Monday, June 26, 2006

3. The Biblical Doctrine of Election emphasises Union with Christ

While Karl Barth draws entirely false conclusions from Scripture's teaching that election is in Christ, we must not allow this error to detract from this glorious aspect of the doctrine and it is worth dwelling upon the positive side of this truth. Election in Scripture is not an impersonal,
fatalistic form of predestination such as Muslims profess, it is uniquely Christ-centred. As William Perkins put it, "to dreame of any election out of him, is against all sense". Election is in Christ and through Christ.

This is clearly expressed in the Canons of Dordt: "From eternity He has also appointed Christ to be the Mediator and Head of all the elect and the foundation of their salvation." (I.7). The Father first chose Christ to the office of Mediator, and so He is called God's elect, Isa. 42:1. Since the elect were chosen in Christ, it necessarily follows that He was first chosen. Therefore they were predestinated to be conformed to the image of his Son as the "first-born among many brethren" Rom. 8:29. Thomas Goodwin expresses this quaintly: "In the womb of election He, the Head, came out first, and then we, the members".

The Lord Jesus Christ was not, as it were, an after thought in relation to election, or simply the means to make the decree of election effectual. AW Pink asserts that Christ was predestinated for higher ends than simply the saving of His people. As the God-Man he was chosen for God Himself to delight in, so that God might behold all His perfections in union with a creature. Being united to the second person of the Godhead, the man Christ Jesus was exalted to a closer union and communion with God than any other so that the Lord speaks of Him as "the man that is my fellow" (Zech. 13:7), and "mine elect, in whom my soul delighteth" (Isa. 42:1).

Calvin referred to Christ as the mirror of our election in two important senses. First, from God's point of view "he must have first looked on our Lord Jesus Christ before he could choose and call us" (Sermons on Ephesians 33). This reflects that Christ was chosen first in order of nature but does not mean that Christ or his merits are the ground or conditions of election. The merits of Christ are the effects and not the causes of election. It was God's free love that sent Christ and therefore he could not be the cause of electing love.
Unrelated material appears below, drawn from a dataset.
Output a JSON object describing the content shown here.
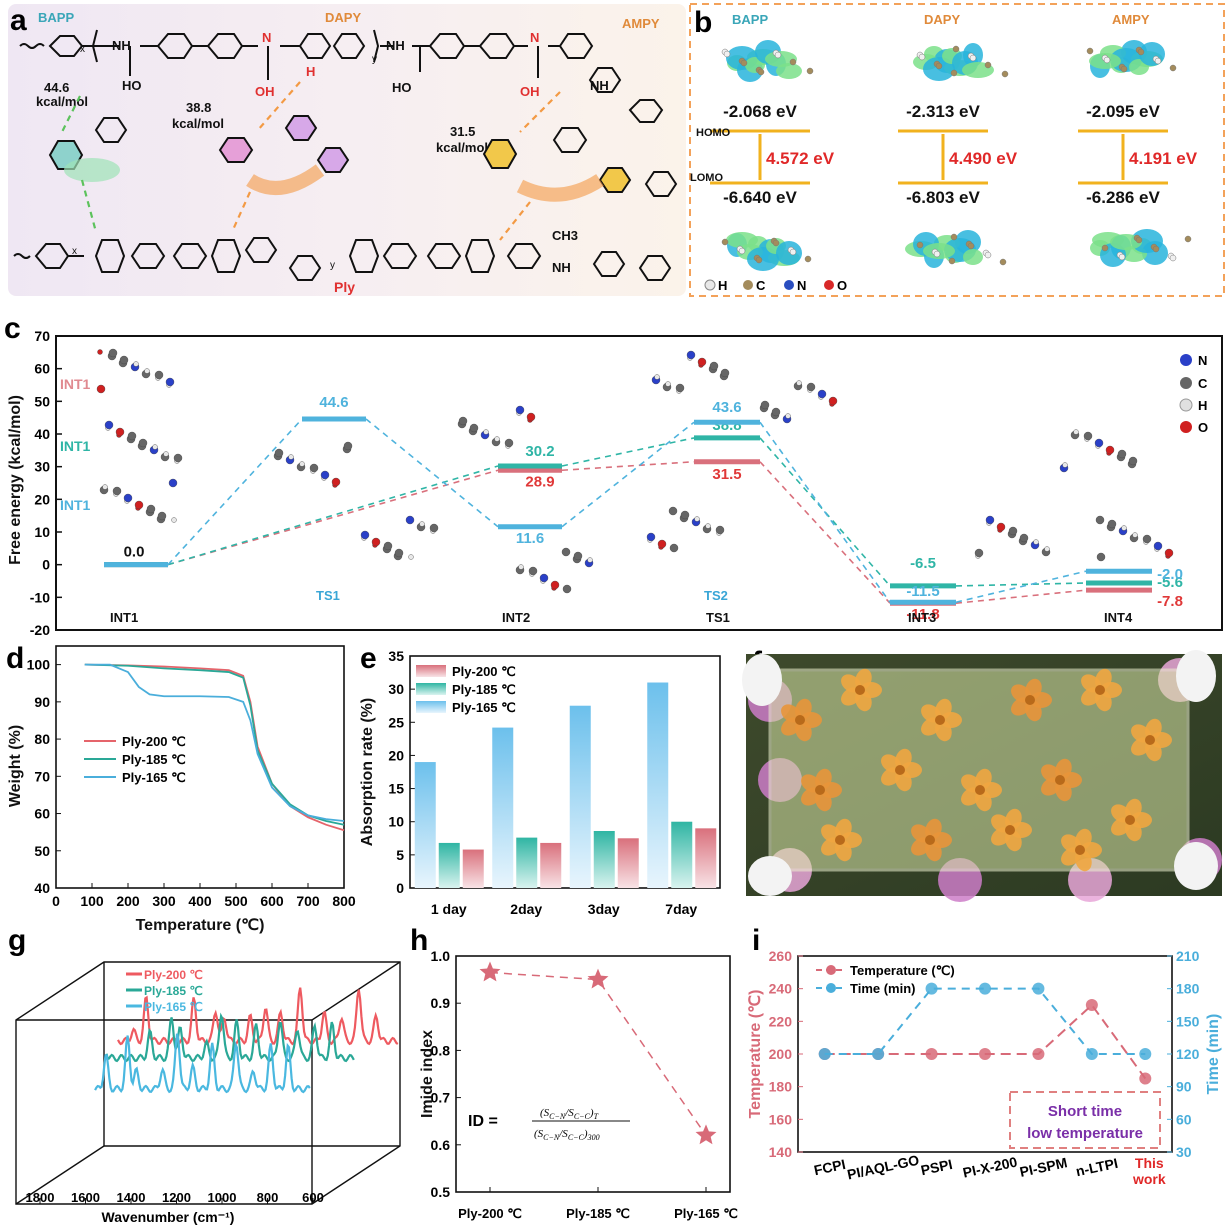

It has been well said that election does not find men in Christ, but puts them there.

Second, Calvin says that from our point of view Christ "is the mirror on which we must cast our eyes and look, when we desire to come to the knowledge of our election (Sermons on Ephesians 48)". We are to come to Christ "To whom coming, as unto a living stone, disallowed indeed of men, but chosen of God, and precious, Ye also, as lively stones, are built up a spiritual house" (1 Pet. 2:4-5). We must go to Christ before we seek to be sure of our personal election. It is a grievous error to instruct seekers to be sure of their election before they close in with Christ or instead of closing in with Christ. We must be sure to be in Christ before we can hope to be sure of our election.